Strings and Runes in Miranda

Our Java program will demonstrate the concept of strings and characters. Here’s the full source code:

import java.nio.charset.StandardCharsets;

public class StringsAndChars {
    public static void main(String[] args) {
        // s is a String assigned a literal value
        // representing the word "hello" in the Thai language.
        // Java string literals are UTF-16 encoded text.
        final String s = "สวัสดี";

        // This will produce the length of the string in characters.
        System.out.println("Length: " + s.length());

        // This loop generates the hex values of all
        // the bytes that constitute the code points in s.
        System.out.print("Bytes: ");
        byte[] bytes = s.getBytes(StandardCharsets.UTF_8);
        for (byte b : bytes) {
            System.out.printf("%x ", b);
        }
        System.out.println();

        // To count how many characters are in a string, we can use
        // the length() method. Note that some Thai characters
        // are represented by UTF-16 surrogate pairs, so the result
        // of this count may be surprising.
        System.out.println("Character count: " + s.codePointCount(0, s.length()));

        // We can iterate over each character (code point) in the string.
        System.out.println("\nUsing codePoints():");
        s.codePoints().forEach(cp -> {
            System.out.printf("%#X starts at %d\n", cp, s.indexOf(new String(Character.toChars(cp))));
            examineChar((char) cp);
        });
    }

    private static void examineChar(char c) {
        // We can compare a char value to a char literal directly.
        if (c == 't') {
            System.out.println("found tee");
        } else if (c == 'ส') {
            System.out.println("found so sua");
        }
    }
}

To run the program, compile and execute it using javac and java:

$ javac StringsAndChars.java
$ java StringsAndChars
Length: 6
Bytes: e0 b8 aa e0 b8 a7 e0 b8 b1 e0 b8 aa e0 b8 94 e0 b8 b5 
Character count: 6

Using codePoints():
0XE2A starts at 0
found so sua
0XE27 starts at 1
0XE31 starts at 2
0XE2A starts at 3
found so sua
0XE14 starts at 4
0XE35 starts at 5

This example demonstrates several important concepts:

  1. In Java, strings are sequences of UTF-16 code units. Some characters (like those in the Thai example) are represented by a single code unit, while others may require two code units (surrogate pairs).

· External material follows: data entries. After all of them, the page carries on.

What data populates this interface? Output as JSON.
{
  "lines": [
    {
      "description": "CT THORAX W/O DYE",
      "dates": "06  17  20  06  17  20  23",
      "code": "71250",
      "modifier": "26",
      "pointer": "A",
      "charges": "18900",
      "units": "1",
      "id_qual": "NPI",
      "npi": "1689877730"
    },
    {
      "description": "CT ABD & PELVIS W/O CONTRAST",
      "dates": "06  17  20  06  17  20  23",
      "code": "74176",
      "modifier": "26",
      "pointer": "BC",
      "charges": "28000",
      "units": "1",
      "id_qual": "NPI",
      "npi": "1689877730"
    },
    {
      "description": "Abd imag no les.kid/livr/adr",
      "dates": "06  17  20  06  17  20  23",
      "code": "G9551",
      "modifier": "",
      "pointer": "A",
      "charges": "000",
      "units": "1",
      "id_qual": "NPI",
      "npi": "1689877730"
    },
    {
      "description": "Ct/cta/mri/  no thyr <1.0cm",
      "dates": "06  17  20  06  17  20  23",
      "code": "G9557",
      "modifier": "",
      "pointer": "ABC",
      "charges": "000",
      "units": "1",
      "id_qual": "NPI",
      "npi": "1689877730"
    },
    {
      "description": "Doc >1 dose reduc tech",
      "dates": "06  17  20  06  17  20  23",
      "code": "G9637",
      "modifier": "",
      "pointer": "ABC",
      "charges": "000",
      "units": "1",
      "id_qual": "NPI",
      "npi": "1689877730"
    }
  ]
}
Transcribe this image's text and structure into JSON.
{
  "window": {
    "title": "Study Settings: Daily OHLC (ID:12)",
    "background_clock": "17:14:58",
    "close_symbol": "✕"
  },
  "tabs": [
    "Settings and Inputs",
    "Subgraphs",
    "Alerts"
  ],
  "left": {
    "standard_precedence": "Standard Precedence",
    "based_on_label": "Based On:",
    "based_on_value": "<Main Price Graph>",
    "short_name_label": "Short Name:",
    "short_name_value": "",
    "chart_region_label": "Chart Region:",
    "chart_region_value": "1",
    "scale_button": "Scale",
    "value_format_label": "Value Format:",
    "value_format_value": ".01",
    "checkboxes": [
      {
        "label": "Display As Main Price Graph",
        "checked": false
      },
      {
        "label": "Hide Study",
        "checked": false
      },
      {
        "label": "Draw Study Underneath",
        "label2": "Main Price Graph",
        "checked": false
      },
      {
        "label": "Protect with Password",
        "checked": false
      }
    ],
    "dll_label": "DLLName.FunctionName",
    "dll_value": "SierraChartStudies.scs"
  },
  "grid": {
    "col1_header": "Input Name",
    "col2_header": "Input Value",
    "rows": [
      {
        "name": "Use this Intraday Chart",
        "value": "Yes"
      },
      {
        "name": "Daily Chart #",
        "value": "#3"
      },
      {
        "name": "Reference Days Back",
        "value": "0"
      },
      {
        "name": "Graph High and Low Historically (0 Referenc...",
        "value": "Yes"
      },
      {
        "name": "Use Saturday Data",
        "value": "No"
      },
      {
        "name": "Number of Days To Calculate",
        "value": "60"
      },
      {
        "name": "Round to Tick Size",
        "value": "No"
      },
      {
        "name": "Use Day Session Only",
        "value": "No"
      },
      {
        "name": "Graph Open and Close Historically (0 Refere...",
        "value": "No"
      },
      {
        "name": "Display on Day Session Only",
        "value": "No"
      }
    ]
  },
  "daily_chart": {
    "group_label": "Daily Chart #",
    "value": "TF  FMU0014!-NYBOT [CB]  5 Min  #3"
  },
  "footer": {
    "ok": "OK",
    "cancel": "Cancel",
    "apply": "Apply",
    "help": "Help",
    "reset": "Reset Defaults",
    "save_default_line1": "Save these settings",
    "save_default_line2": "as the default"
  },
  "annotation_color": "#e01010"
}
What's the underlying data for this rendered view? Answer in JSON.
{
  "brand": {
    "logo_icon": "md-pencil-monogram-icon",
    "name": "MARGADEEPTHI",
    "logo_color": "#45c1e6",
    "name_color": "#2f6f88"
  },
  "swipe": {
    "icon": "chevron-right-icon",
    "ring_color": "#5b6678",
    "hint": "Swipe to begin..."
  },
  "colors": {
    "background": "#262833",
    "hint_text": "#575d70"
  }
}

  2. The length() method returns the number of UTF-16 code units, not necessarily the number of visible characters.

  3. To get the actual number of characters (code points), we use codePointCount().

  4. We can iterate over the code points in a string using the codePoints() method, which returns an IntStream of Unicode code points.

  5. Java chars are 16-bit Unicode code units. For characters outside the Basic Multilingual Plane (BMP), we need to use surrogate pairs.

  6. The getBytes() method with UTF-8 encoding is used to get the raw bytes of the string, similar to how Go treats strings as byte slices.

This Java code provides similar functionality to the Go example, demonstrating how to work with strings and characters in a Unicode-aware manner.